VMT reflectivity also proved to be a powerful predictor of the onset of complications and the worsening of co-existing alterations. The presence of ERM at baseline and the starting BCVA values also exerted a strong influence. In contrast, VMT size and CMT baseline values were found to have a weaker influence in this kind of analysis.

The vitreous and vitreoretinal interfaces are made up of a precise set of molecules, including collagen, fibronectin and laminin. These components are produced in a highly dynamic manner and may vary according to age, inducing morphological changes of the vitreoretinal interface[10,11]. The onset of anatomical modifications, such as partial posterior vitreous detachment and VMT may trigger splits of the inner limiting membrane, allowing glial cells, astrocytes and myofibroblasts to migrate and proliferate, with several components, including epiretinal fibroglial membranes and collagen, being deposited between the retinal and vitreous surfaces; another result is the onset of ERM[12-16]. Further worsening of the molecular composition of the vitreoretinal interface and the increased tractional force may cause the development of further complications, such as MH[1]. Ocriplasmin fits into this highly complex context by degrading fibronectin and laminin and by inducing ultrastructural modifications of the vitreoretinal interface[17,18]. However, the almost 50% treatment success suggests that VMT composition may vary between patients, thus influencing the vitreolytic effect of ocriplasmin.
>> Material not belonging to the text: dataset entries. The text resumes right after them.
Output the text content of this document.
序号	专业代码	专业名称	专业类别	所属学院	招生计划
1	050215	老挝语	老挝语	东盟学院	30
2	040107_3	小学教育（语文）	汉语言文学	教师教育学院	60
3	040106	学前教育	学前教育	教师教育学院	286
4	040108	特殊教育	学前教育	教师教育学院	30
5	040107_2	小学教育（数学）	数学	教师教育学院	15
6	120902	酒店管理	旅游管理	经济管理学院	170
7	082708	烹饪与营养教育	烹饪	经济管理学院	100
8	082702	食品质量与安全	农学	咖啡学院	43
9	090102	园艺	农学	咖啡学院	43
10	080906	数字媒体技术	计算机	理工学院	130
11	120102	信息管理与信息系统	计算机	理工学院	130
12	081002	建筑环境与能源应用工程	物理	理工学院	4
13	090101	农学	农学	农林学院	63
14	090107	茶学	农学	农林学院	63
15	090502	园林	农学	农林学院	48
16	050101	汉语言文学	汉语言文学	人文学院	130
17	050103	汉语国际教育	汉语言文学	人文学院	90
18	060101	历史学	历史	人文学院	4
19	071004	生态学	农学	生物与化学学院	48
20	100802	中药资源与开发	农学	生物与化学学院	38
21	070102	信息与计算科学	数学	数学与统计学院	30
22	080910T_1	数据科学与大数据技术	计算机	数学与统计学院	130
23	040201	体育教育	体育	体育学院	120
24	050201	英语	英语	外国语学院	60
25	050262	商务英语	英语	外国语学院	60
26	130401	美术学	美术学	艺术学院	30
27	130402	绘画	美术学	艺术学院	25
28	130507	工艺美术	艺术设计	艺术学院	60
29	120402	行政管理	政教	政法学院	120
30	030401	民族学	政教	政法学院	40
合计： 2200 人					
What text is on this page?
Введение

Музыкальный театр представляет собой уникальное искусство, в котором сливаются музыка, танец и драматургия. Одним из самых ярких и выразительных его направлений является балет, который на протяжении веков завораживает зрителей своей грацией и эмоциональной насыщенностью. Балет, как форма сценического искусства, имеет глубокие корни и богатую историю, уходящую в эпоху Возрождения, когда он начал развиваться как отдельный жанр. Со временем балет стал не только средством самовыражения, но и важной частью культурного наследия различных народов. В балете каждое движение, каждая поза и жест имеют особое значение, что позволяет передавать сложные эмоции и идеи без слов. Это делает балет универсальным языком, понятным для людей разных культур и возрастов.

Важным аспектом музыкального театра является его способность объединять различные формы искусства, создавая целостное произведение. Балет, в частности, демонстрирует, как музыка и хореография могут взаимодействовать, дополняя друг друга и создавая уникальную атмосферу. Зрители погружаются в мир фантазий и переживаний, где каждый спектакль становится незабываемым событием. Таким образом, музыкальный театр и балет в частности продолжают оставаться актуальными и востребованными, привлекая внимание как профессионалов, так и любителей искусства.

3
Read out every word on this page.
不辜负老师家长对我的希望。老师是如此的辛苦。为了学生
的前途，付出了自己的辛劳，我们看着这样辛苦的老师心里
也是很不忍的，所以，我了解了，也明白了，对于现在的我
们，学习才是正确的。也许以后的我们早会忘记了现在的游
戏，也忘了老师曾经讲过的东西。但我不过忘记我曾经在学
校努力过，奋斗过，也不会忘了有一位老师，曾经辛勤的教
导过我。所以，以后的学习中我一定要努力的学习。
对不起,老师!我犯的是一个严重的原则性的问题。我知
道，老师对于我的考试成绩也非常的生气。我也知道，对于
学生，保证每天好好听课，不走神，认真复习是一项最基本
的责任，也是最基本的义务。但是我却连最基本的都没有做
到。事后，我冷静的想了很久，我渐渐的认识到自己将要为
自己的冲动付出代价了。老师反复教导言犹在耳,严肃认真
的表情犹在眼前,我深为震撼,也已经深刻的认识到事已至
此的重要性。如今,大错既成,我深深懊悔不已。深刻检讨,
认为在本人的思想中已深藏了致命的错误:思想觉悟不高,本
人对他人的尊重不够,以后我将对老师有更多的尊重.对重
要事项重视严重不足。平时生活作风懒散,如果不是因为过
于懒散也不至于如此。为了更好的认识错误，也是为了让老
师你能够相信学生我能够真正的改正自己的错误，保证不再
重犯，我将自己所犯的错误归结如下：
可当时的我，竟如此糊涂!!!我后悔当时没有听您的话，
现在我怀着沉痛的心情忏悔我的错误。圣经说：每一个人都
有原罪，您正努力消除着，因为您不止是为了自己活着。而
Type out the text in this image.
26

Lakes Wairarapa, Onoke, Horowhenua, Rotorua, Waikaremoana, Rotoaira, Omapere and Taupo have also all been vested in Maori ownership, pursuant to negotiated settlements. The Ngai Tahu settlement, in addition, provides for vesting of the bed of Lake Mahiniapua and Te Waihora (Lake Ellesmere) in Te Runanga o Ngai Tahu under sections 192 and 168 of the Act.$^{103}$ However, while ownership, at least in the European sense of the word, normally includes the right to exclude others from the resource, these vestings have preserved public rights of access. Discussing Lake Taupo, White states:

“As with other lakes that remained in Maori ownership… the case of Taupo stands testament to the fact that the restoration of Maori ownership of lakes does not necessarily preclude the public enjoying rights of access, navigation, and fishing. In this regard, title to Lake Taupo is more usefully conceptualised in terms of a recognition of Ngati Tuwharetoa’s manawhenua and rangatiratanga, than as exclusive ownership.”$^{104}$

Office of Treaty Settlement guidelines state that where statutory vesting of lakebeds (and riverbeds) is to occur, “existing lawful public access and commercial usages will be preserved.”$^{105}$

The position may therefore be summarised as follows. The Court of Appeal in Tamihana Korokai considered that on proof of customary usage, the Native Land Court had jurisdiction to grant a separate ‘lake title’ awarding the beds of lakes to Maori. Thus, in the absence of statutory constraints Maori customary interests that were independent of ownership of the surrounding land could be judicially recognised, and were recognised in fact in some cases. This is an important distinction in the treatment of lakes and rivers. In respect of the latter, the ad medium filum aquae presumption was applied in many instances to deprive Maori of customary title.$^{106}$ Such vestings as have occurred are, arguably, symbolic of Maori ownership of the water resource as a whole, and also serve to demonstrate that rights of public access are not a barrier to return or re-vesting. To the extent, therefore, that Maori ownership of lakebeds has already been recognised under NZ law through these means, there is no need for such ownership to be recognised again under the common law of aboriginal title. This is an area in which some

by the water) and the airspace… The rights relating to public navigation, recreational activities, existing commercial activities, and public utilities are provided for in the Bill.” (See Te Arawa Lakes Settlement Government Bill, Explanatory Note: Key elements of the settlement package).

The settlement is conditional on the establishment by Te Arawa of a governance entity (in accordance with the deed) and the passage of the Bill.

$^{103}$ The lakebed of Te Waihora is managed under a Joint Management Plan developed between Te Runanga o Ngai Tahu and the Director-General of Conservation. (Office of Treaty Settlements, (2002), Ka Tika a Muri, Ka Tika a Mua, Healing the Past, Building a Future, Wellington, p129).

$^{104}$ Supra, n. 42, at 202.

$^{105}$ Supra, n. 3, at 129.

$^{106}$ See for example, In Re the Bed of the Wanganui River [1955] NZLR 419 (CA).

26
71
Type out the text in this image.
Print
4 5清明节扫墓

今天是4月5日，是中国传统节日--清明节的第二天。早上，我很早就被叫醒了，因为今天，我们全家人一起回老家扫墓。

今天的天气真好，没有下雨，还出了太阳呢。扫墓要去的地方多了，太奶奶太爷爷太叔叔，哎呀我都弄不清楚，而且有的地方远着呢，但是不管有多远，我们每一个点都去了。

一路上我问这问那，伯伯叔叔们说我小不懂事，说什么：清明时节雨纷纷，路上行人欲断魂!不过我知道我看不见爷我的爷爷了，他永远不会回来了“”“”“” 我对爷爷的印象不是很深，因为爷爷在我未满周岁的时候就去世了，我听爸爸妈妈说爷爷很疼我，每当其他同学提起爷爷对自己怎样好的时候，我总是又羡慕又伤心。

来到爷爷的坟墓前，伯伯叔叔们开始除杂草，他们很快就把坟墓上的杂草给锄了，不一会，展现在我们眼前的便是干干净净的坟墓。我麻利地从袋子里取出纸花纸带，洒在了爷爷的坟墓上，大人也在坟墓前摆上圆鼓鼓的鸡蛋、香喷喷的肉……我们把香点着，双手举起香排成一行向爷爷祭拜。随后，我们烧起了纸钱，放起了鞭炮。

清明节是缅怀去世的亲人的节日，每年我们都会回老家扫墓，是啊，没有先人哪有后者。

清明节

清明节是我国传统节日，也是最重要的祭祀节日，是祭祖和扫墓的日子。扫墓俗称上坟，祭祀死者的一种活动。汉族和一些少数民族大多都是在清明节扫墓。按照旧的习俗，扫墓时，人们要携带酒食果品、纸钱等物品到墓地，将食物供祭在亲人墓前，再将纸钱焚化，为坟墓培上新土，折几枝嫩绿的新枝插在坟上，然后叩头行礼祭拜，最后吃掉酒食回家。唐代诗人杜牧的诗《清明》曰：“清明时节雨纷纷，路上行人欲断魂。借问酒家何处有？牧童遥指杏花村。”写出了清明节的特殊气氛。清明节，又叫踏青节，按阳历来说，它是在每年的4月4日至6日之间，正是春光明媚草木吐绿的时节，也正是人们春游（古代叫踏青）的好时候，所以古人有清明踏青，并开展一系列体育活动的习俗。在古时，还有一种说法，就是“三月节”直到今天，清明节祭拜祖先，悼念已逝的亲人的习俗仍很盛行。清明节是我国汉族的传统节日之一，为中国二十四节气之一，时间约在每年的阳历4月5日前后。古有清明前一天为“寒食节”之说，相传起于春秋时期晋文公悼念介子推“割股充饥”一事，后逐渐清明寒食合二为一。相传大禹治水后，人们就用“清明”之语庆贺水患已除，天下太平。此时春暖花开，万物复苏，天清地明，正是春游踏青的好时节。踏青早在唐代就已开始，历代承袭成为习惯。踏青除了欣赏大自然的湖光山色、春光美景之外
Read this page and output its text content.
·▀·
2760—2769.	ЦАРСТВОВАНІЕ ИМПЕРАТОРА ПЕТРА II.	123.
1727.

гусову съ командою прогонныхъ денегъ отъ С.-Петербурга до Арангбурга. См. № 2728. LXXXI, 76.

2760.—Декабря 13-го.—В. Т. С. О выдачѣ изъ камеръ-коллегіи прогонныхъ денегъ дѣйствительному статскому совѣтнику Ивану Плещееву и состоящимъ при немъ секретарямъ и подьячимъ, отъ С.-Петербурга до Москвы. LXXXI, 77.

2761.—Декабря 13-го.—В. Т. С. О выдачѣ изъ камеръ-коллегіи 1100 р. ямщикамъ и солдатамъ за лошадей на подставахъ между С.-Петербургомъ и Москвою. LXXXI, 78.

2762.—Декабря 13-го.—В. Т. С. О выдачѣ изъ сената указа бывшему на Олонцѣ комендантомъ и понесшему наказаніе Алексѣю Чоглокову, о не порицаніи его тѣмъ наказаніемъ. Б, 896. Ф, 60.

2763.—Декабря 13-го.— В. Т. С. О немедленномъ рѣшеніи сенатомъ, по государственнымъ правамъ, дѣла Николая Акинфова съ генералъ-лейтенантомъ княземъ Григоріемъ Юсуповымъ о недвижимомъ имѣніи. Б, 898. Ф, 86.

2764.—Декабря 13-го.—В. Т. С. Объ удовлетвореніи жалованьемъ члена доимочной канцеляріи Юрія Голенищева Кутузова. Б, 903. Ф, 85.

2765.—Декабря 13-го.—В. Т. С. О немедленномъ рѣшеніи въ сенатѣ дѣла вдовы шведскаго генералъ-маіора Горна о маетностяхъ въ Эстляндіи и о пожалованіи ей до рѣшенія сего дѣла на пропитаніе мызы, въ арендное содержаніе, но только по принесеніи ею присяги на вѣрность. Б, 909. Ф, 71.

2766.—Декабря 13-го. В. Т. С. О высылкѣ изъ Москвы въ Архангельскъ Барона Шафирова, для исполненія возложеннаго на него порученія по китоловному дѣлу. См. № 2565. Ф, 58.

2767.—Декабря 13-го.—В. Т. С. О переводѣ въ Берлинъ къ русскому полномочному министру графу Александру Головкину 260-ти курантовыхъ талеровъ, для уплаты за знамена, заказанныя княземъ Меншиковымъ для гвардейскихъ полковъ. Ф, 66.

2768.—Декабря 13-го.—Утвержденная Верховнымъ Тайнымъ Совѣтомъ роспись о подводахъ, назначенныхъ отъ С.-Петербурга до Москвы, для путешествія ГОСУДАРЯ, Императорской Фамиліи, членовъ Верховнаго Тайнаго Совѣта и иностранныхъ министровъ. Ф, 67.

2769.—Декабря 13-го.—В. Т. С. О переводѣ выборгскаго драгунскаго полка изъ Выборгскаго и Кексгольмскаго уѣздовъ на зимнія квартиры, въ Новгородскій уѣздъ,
Our findings suggest that VMT reflectivity may be the expression of the molecular composition of VMT. Higher reflectivity values might be related to the VMT’s more organized composition, which in turn is associated with both the success rate of ocriplasmin-related vitrolysis and the worsening of the vitreomacular interface over the follow-up.

We are aware that our study has several limitations, particularly in relation to its retrospective design, and the number of patients is too small to draw definitive conclusions. Also, the mathematical model applied needs to be validated by a larger controlled cohort of patients. Moreover, structural OCT is known to be potentially influenced by image artifacts.

Nevertheless, the present study should be viewed as a pilot project that attempts to provide new biomarkers to help decide whether to opt for ocriplasmin therapy in common clinical practice. Further prospective studies are warranted to examine the true effectiveness of structural OCT biomarkers in the management of VMT by means of ocriplasmin.